Handling bytes is sufficient for my needs, since I don't really often use unicode in the codebases that I work with. The rationale behind the original design is that we can have different encodings, and there is no way to know which one applies to which case.
An easy way to be in a better state than today would be to introduce a mode that assumes the input to be utf8, and process it accordingly; I can provide some code pointers, and I don't think that it is a super hard code change, but I am unlikely to make the change myself.
@mookid I see, that’s fair enough of course! I didn’t see anything in the README or help message to suggest this, though, so in the short term, it might be nice to add a brief note mentioning it?
So far it hasn’t bothered me enough to do much about it either (beyond opening this issue), but maybe it will in the future :grinning:
I can provide some code pointers, and I don't think that it is a super hard code change, but I am unlikely to make the change myself.
@mookid I'd be willing to look into that :innocent:
Hi @bojidar-bg, thanks for volunteering and give the issue a try!
Here is a plan to add support for encoding aware coloring:
- support only utf-8, assume the encoding is always this (more work would be needed to support alternatives, without a clear way to guess the encoding of the input)

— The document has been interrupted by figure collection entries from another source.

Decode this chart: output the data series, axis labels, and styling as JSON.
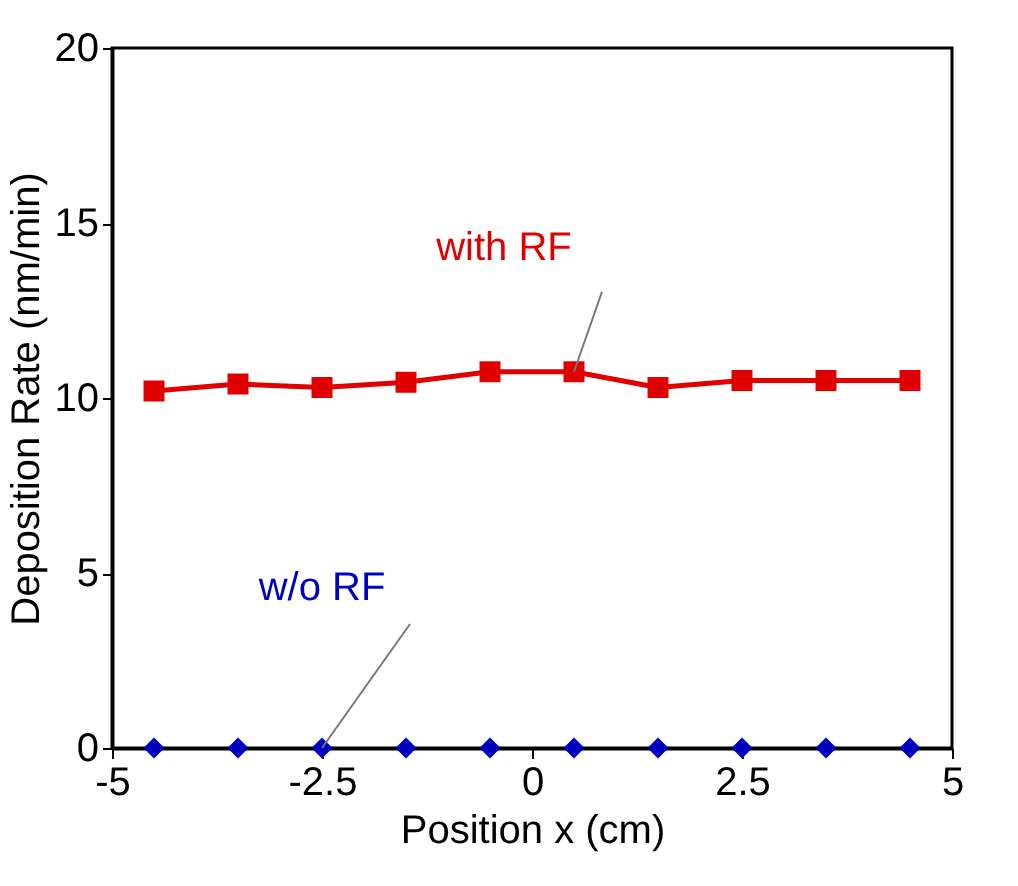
{
  "chart_data": {
    "type": "line",
    "xlabel": "Position x (cm)",
    "ylabel": "Deposition Rate (nm/min)",
    "x": [
      -4.5,
      -3.5,
      -2.5,
      -1.5,
      -0.5,
      0.5,
      1.5,
      2.5,
      3.5,
      4.5
    ],
    "series": [
      {
        "color": "#e00000",
        "marker": "square",
        "values": [
          10.2,
          10.4,
          10.3,
          10.45,
          10.75,
          10.75,
          10.3,
          10.5,
          10.5,
          10.5
        ]
      },
      {
        "color": "#0000c0",
        "type": "scatter",
        "marker": "diamond",
        "values": [
          0,
          0,
          0,
          0,
          0,
          0,
          0,
          0,
          0,
          0
        ]
      }
    ],
    "annotations": [
      {
        "text": "with RF",
        "x": 0.5,
        "y": 10.75
      },
      {
        "text": "w/o RF",
        "x": -2.5,
        "y": 0
      }
    ],
    "xlim": [
      -5,
      5
    ],
    "xticks": [
      -5,
      -2.5,
      0,
      2.5,
      5
    ],
    "ylim": [
      0,
      20
    ],
    "yticks": [
      0,
      5,
      10,
      15,
      20
    ],
    "grid": false
  }
}
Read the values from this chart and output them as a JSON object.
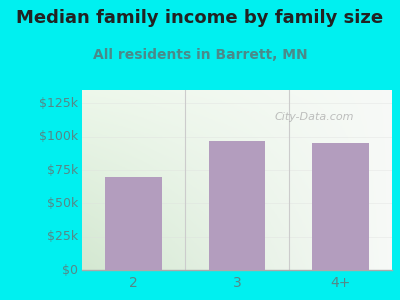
{
  "title": "Median family income by family size",
  "subtitle": "All residents in Barrett, MN",
  "categories": [
    "2",
    "3",
    "4+"
  ],
  "values": [
    70000,
    97000,
    95000
  ],
  "bar_color": "#b39dbe",
  "background_color": "#00f0f0",
  "plot_bg_left": "#d4e8d0",
  "plot_bg_right": "#f5f8f5",
  "yticks": [
    0,
    25000,
    50000,
    75000,
    100000,
    125000
  ],
  "ytick_labels": [
    "$0",
    "$25k",
    "$50k",
    "$75k",
    "$100k",
    "$125k"
  ],
  "ylim": [
    0,
    135000
  ],
  "title_fontsize": 13,
  "subtitle_fontsize": 10,
  "title_color": "#222222",
  "subtitle_color": "#4a8a8a",
  "tick_color": "#558888",
  "watermark": "City-Data.com"
}
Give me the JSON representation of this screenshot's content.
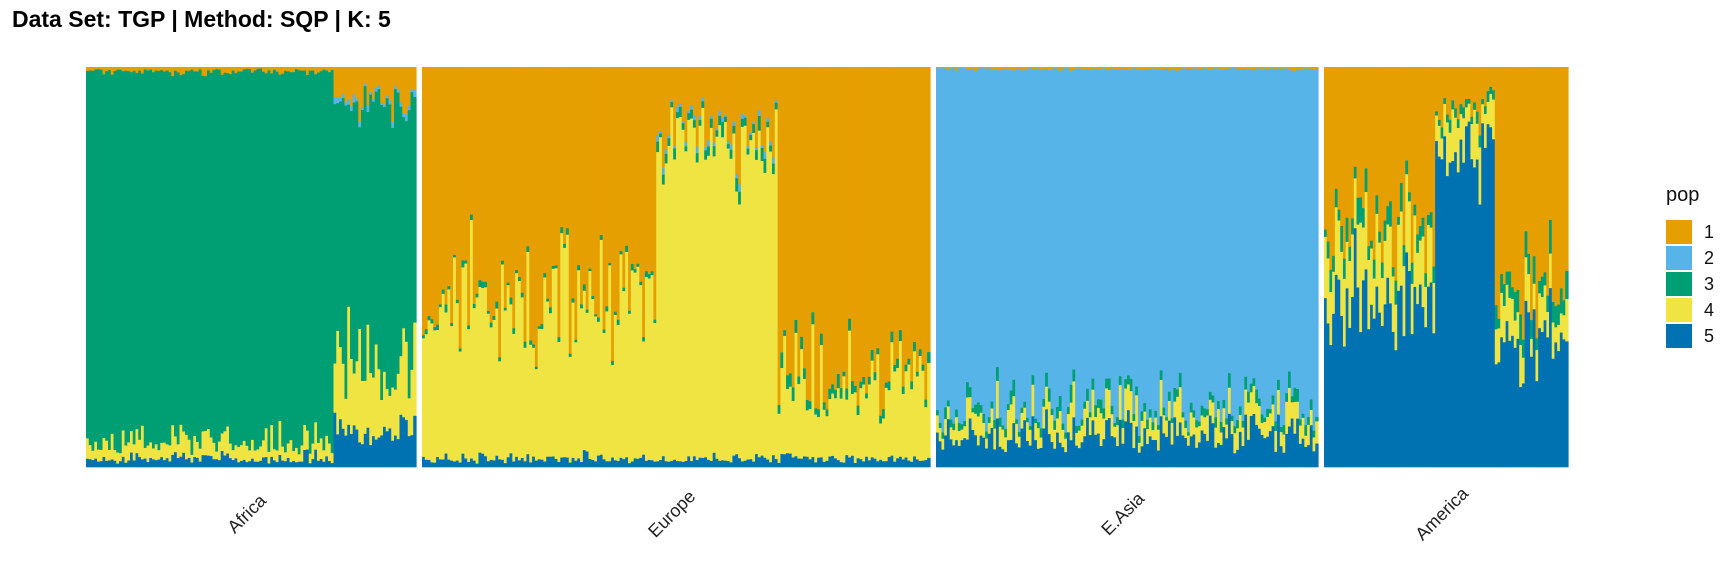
{
  "chart_data": {
    "type": "bar",
    "subtype": "stacked admixture (STRUCTURE) plot",
    "title": "Data Set: TGP | Method: SQP | K: 5",
    "ylim": [
      0,
      1
    ],
    "grid": false,
    "legend": {
      "title": "pop",
      "placement": "right",
      "entries": [
        {
          "label": "1",
          "color": "#E69F00"
        },
        {
          "label": "2",
          "color": "#56B4E9"
        },
        {
          "label": "3",
          "color": "#009E73"
        },
        {
          "label": "4",
          "color": "#F0E442"
        },
        {
          "label": "5",
          "color": "#0072B2"
        }
      ]
    },
    "panels": [
      {
        "label": "Africa",
        "n_bars": 120,
        "mean_ancestry": [
          0.03,
          0.0,
          0.85,
          0.08,
          0.04
        ],
        "segments": [
          {
            "from": 0.0,
            "to": 0.75,
            "ancestry": [
              0.01,
              0.0,
              0.93,
              0.04,
              0.02
            ]
          },
          {
            "from": 0.75,
            "to": 1.0,
            "ancestry": [
              0.08,
              0.01,
              0.67,
              0.16,
              0.08
            ]
          }
        ]
      },
      {
        "label": "Europe",
        "n_bars": 180,
        "mean_ancestry": [
          0.55,
          0.0,
          0.01,
          0.42,
          0.02
        ],
        "segments": [
          {
            "from": 0.0,
            "to": 0.46,
            "ancestry": [
              0.56,
              0.0,
              0.01,
              0.41,
              0.02
            ]
          },
          {
            "from": 0.46,
            "to": 0.7,
            "ancestry": [
              0.15,
              0.01,
              0.02,
              0.8,
              0.02
            ]
          },
          {
            "from": 0.7,
            "to": 1.0,
            "ancestry": [
              0.76,
              0.0,
              0.02,
              0.2,
              0.02
            ]
          }
        ]
      },
      {
        "label": "E.Asia",
        "n_bars": 140,
        "mean_ancestry": [
          0.0,
          0.85,
          0.02,
          0.05,
          0.08
        ],
        "segments": [
          {
            "from": 0.0,
            "to": 1.0,
            "ancestry": [
              0.005,
              0.85,
              0.02,
              0.05,
              0.075
            ]
          }
        ]
      },
      {
        "label": "America",
        "n_bars": 90,
        "mean_ancestry": [
          0.35,
          0.0,
          0.03,
          0.1,
          0.52
        ],
        "segments": [
          {
            "from": 0.0,
            "to": 0.45,
            "ancestry": [
              0.38,
              0.0,
              0.04,
              0.16,
              0.42
            ]
          },
          {
            "from": 0.45,
            "to": 0.7,
            "ancestry": [
              0.1,
              0.0,
              0.02,
              0.08,
              0.8
            ]
          },
          {
            "from": 0.7,
            "to": 1.0,
            "ancestry": [
              0.55,
              0.0,
              0.05,
              0.08,
              0.32
            ]
          }
        ]
      }
    ]
  }
}
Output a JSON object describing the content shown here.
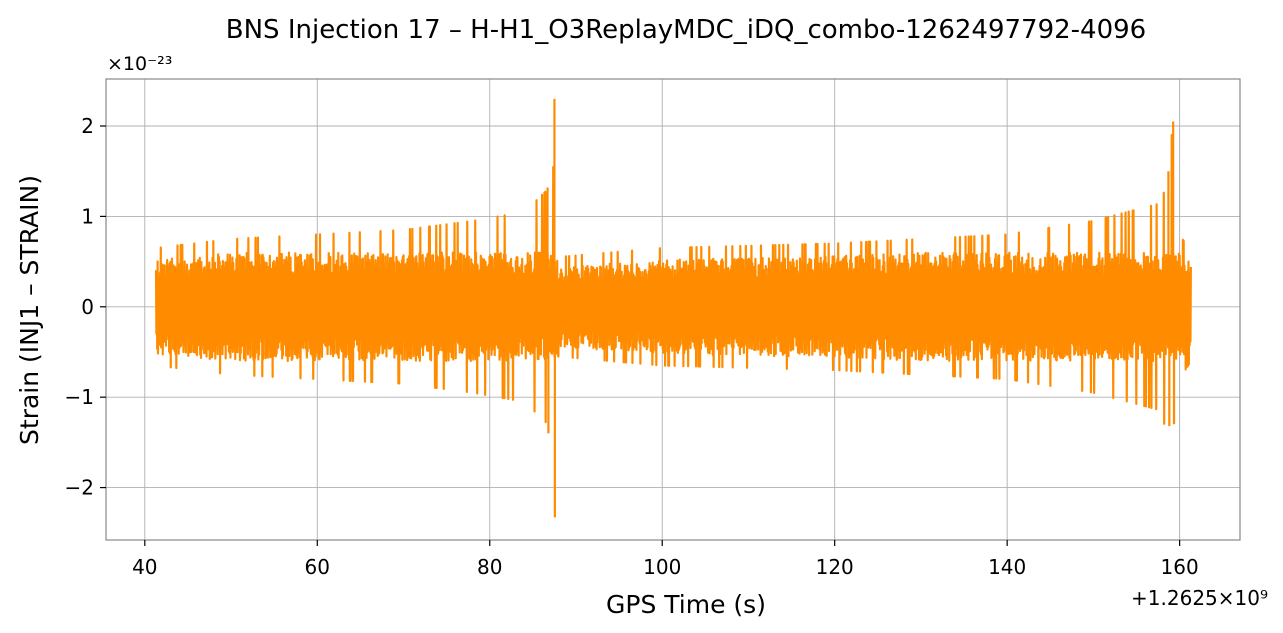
{
  "chart_data": {
    "type": "line",
    "title": "BNS Injection 17 – H-H1_O3ReplayMDC_iDQ_combo-1262497792-4096",
    "xlabel": "GPS Time (s)",
    "ylabel": "Strain (INJ1 – STRAIN)",
    "x_offset_label": "+1.2625×10⁹",
    "y_scale_label": "×10⁻²³",
    "xlim": [
      35.5,
      167.0
    ],
    "ylim": [
      -2.58,
      2.52
    ],
    "xticks": [
      40,
      60,
      80,
      100,
      120,
      140,
      160
    ],
    "xtick_labels": [
      "40",
      "60",
      "80",
      "100",
      "120",
      "140",
      "160"
    ],
    "yticks": [
      -2,
      -1,
      0,
      1,
      2
    ],
    "ytick_labels": [
      "−2",
      "−1",
      "0",
      "1",
      "2"
    ],
    "grid": true,
    "series": [
      {
        "color": "#ff8c00",
        "x_range": [
          41.3,
          161.3
        ],
        "baseline_band": 0.6,
        "envelope": [
          {
            "x": 41.3,
            "amp": 0.65
          },
          {
            "x": 50.0,
            "amp": 0.75
          },
          {
            "x": 60.0,
            "amp": 0.8
          },
          {
            "x": 70.0,
            "amp": 0.85
          },
          {
            "x": 78.0,
            "amp": 0.95
          },
          {
            "x": 84.0,
            "amp": 1.05
          },
          {
            "x": 87.3,
            "amp": 1.35
          },
          {
            "x": 87.6,
            "amp": 2.3
          },
          {
            "x": 87.9,
            "amp": 0.55
          },
          {
            "x": 100.0,
            "amp": 0.65
          },
          {
            "x": 120.0,
            "amp": 0.7
          },
          {
            "x": 140.0,
            "amp": 0.8
          },
          {
            "x": 150.0,
            "amp": 0.95
          },
          {
            "x": 158.0,
            "amp": 1.15
          },
          {
            "x": 159.3,
            "amp": 2.05
          },
          {
            "x": 160.0,
            "amp": 0.8
          },
          {
            "x": 161.3,
            "amp": 0.6
          }
        ]
      }
    ]
  }
}
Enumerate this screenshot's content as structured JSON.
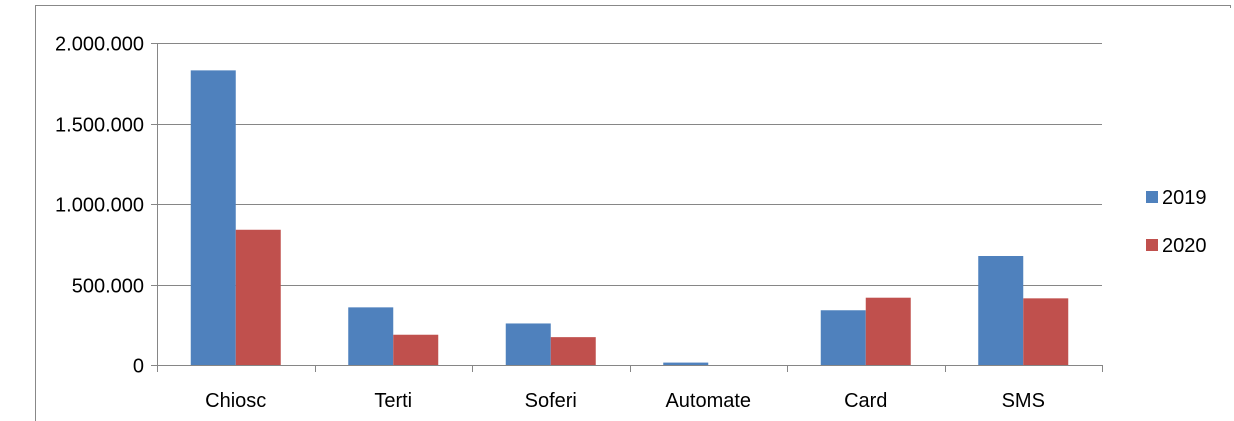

- most changes should probably happen to the function
tokenize()
, which turns the byte string into a list of spans to color; it should be changed to avoid splitting the tokens at the middle of a graphene cluster; I don't think that more changes are needed.
Please let me know if you need more help.
#100 works fine for my needs (Cyrillic), codepoints in the output are gone and changing tokens are highlighted correctly.
Thanks @bojidar-bg.